Producción en crecimiento, mejoras en la competitividad, expansión de la infraestructura y proyección exportadora fueron los ejes centrales del debate. La articulación entre el Estado y el sector privado aparece como condición necesaria para sostener esta etapa, definida por muchos como una oportunidad histórica.

Sin embargo, frente a ese escenario, surge una pregunta que interpela directamente a nuestras ciudades: ¿qué lugar ocupa Plaza Huincul en este proceso?

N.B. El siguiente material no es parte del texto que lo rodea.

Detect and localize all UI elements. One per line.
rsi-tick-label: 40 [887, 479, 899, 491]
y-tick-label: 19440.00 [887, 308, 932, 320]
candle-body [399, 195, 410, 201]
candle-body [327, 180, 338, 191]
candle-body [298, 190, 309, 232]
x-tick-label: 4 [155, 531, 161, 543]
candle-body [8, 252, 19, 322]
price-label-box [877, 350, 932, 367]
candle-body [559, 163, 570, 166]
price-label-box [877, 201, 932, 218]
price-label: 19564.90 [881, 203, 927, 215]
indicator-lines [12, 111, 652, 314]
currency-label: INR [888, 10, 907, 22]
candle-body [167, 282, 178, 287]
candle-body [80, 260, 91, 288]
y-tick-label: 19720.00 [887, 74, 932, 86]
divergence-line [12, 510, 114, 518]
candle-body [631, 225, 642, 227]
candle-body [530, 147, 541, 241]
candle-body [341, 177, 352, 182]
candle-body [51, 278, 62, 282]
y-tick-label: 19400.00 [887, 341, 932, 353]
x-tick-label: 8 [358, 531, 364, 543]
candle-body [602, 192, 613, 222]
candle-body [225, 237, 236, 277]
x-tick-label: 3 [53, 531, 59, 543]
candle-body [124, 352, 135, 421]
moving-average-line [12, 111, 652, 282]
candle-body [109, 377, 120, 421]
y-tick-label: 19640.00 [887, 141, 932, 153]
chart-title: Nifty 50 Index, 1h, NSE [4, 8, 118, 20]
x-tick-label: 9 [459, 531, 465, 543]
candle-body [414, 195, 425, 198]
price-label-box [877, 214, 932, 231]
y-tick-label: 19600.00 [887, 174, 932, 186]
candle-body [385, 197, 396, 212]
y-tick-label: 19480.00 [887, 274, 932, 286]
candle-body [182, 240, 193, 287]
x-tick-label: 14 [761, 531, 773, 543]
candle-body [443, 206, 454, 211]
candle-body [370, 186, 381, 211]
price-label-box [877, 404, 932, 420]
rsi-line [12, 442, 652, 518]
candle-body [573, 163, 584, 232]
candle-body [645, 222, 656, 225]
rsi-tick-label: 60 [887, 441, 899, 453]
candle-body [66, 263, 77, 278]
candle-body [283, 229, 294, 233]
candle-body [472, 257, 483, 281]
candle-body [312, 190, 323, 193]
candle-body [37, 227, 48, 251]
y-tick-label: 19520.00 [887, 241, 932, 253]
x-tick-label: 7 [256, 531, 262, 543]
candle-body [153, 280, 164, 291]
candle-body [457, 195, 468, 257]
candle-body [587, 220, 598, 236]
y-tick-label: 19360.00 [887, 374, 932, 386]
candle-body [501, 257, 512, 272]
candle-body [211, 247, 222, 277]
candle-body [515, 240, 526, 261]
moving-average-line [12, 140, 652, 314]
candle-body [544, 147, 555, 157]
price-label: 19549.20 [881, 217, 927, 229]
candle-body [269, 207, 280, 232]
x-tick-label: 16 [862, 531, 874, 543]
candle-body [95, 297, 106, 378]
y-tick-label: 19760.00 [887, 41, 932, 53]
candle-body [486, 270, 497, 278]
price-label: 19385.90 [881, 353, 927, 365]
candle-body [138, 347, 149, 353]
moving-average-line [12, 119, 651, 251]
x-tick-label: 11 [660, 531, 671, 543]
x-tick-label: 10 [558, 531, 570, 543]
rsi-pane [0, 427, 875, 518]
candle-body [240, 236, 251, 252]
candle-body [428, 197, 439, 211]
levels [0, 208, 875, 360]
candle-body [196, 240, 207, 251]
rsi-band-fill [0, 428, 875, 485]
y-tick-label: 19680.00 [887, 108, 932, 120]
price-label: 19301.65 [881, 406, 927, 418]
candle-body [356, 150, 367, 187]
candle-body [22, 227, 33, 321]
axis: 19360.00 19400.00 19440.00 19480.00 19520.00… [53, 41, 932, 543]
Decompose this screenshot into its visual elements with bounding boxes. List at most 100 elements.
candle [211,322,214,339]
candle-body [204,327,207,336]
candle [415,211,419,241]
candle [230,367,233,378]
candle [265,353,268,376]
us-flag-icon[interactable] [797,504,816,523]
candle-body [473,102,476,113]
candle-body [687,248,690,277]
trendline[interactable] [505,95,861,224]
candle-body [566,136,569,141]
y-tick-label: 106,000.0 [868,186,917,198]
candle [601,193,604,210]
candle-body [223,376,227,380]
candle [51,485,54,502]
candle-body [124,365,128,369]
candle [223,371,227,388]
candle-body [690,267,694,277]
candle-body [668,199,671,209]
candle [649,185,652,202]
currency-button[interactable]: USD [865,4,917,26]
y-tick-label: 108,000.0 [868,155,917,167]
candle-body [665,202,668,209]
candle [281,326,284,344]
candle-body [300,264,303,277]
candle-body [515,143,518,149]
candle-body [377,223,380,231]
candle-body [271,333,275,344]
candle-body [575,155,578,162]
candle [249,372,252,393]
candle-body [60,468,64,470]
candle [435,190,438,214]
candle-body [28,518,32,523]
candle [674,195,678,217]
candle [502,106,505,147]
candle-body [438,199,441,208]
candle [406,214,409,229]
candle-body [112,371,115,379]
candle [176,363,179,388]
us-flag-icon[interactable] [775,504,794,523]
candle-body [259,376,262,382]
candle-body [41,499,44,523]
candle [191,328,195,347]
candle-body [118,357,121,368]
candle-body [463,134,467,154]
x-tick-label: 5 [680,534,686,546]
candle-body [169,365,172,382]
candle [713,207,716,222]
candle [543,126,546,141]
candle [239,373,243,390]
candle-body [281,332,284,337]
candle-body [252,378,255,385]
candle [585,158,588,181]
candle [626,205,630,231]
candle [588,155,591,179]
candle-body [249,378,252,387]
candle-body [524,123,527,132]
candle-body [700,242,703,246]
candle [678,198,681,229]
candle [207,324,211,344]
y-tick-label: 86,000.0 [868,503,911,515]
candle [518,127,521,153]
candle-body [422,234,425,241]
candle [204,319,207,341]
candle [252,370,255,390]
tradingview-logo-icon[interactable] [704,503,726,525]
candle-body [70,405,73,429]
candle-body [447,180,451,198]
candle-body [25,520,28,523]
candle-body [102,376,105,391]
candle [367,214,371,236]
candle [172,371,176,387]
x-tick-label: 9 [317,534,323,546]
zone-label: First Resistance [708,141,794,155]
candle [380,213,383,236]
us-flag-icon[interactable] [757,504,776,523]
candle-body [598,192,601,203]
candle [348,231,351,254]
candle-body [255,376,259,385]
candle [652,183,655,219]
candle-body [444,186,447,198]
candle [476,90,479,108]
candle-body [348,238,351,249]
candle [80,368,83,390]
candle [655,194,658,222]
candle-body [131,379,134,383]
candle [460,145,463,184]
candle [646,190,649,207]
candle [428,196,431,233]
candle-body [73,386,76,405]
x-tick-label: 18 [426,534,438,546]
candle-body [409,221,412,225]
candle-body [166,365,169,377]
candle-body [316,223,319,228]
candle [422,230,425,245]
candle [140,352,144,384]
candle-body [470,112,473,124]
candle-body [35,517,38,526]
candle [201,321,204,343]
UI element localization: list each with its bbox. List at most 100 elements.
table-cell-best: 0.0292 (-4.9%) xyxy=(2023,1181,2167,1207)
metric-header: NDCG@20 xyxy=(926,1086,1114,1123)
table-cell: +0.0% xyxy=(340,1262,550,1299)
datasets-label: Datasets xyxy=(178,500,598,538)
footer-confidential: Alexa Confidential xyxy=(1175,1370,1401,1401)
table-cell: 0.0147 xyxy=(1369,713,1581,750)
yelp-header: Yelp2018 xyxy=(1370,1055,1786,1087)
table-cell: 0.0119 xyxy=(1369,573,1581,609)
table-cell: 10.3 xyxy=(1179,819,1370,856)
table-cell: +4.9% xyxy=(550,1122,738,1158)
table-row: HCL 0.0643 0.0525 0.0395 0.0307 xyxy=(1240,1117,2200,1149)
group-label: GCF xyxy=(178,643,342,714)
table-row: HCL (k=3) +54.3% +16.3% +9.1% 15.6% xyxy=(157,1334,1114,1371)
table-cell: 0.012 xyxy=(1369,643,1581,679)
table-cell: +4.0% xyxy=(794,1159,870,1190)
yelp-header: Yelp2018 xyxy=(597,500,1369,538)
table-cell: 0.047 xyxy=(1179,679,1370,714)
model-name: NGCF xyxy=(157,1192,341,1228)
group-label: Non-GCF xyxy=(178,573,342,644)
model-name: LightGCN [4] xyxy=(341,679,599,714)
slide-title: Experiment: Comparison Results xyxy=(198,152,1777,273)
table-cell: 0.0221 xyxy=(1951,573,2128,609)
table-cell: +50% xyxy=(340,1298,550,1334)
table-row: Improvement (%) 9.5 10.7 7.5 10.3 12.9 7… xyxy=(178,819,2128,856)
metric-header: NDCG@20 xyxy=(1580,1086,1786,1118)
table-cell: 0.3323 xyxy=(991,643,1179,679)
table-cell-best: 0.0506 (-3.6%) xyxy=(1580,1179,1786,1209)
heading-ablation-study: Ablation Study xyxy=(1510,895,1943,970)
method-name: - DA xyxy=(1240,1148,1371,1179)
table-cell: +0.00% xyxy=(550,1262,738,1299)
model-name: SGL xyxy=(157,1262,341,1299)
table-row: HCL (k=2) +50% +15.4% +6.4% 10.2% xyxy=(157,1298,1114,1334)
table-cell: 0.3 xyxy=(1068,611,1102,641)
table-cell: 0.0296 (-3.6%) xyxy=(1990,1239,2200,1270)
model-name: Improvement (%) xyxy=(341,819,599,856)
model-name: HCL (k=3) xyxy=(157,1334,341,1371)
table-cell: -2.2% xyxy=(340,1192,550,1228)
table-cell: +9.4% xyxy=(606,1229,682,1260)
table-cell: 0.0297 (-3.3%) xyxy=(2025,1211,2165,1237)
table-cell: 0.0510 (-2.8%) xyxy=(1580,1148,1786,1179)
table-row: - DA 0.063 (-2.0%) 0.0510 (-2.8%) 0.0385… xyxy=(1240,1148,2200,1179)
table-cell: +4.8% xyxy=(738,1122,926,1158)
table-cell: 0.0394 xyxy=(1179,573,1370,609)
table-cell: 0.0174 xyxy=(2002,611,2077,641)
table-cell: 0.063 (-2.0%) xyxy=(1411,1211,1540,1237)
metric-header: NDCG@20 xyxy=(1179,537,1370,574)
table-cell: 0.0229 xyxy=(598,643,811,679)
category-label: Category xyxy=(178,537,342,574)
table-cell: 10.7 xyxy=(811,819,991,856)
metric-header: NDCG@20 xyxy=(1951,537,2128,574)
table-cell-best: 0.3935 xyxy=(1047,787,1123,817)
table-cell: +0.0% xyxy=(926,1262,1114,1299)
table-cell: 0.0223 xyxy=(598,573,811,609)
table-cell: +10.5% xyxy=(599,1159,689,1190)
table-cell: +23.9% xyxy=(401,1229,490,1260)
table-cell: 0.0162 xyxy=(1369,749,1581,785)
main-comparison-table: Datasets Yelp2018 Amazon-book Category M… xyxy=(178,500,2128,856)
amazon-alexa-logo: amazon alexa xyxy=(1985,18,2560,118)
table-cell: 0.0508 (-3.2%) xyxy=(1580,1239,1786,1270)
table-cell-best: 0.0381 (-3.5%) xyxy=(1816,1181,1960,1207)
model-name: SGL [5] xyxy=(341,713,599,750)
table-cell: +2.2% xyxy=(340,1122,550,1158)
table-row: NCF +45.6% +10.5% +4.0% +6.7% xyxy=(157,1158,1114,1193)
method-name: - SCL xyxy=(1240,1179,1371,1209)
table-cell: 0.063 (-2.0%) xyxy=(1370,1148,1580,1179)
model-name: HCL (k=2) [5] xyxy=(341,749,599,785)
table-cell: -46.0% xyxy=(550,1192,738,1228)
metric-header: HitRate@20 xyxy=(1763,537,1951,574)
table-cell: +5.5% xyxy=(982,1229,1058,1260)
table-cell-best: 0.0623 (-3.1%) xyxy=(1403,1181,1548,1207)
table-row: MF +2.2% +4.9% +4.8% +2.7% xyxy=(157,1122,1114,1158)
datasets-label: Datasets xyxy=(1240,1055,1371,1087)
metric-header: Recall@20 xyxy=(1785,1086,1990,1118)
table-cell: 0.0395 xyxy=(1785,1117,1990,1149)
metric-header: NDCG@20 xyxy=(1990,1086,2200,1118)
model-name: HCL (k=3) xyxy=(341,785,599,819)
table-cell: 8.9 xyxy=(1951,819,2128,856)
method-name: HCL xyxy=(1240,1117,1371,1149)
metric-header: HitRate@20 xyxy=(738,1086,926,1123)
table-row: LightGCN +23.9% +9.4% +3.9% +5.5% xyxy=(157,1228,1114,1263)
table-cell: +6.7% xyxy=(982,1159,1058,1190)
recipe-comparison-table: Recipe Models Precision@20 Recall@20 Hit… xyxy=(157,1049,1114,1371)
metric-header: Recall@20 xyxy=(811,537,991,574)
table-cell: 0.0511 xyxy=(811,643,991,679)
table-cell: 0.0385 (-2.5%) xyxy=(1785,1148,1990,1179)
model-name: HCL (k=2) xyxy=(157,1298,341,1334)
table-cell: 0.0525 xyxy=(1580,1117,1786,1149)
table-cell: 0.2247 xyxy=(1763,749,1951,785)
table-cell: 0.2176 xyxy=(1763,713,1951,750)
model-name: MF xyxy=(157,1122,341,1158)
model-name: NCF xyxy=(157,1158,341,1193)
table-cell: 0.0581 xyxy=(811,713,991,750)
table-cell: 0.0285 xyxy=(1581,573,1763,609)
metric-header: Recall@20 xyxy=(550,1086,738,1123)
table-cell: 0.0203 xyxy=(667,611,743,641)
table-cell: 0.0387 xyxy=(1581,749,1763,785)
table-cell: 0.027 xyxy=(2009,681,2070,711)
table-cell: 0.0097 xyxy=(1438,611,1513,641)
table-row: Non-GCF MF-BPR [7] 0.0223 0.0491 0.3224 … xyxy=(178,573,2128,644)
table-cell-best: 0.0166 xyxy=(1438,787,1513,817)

A pesar de nuestra historia e identidad energética, la sensación es clara: estamos perdiendo el tren de integrarnos plenamente a este modelo de desarrollo. No alcanza con observar lo que ocurre. Es necesario planificar, decidir y ejecutar.

Hoy se evidencia una falta de estrategia, o comunicación, que impide construir una visión de futuro. En lugar de avanzar en un proyecto integral, se priorizan iniciativas fragmentadas, muchas veces aisladas, sin capacidad de articular el desarrollo local con el escenario que plantea Vaca Muerta.

Mientras tanto, el desarrollo avanza.

Y frente a ese avance, las opciones son claras: ser parte o verla pasar.

Pero el desafío no es solo productivo. También es social.

El desarrollo requiere de una base que lo sostenga. En este sentido, la comunidad cumple un rol fundamental como infraestructura invisible: es la que organiza el territorio, sostiene la vida diaria y garantiza la legitimidad de los procesos.

Sin embargo, la comunidad tampoco ha sido fortalecida. La falta de inversión en el tejido social genera consecuencias visibles: servicios exigidos, fragmentación social, desigualdad en la ciudadanía y entre las ciudades, pérdida de arraigo etc.

Por eso, el desafío es doble.

  1. Primero, tomar la decisión política de integrarnos activamente al desarrollo de Vaca Muerta, impulsando proyectos estratégicos. Alguna vez “tuvimos un sueño que lo hicimos Proyecto”, se trataba de un nodo logístico y un nuevo aeropuerto, que aspiraban a recuperar centralidad y generar oportunidades reales.
  2. Segundo, debemos fortalecer la comunidad como base de ese crecimiento.

Como señaló el gobernador Rolando Figueroa, “la roca es condición necesaria, pero no suficiente”.

El desarrollo no se define solo por lo que se produce, sino por la capacidad del territorio para sostenerlo.

Hoy, más que nunca, el desafío es claro: ser parte o verla pasar.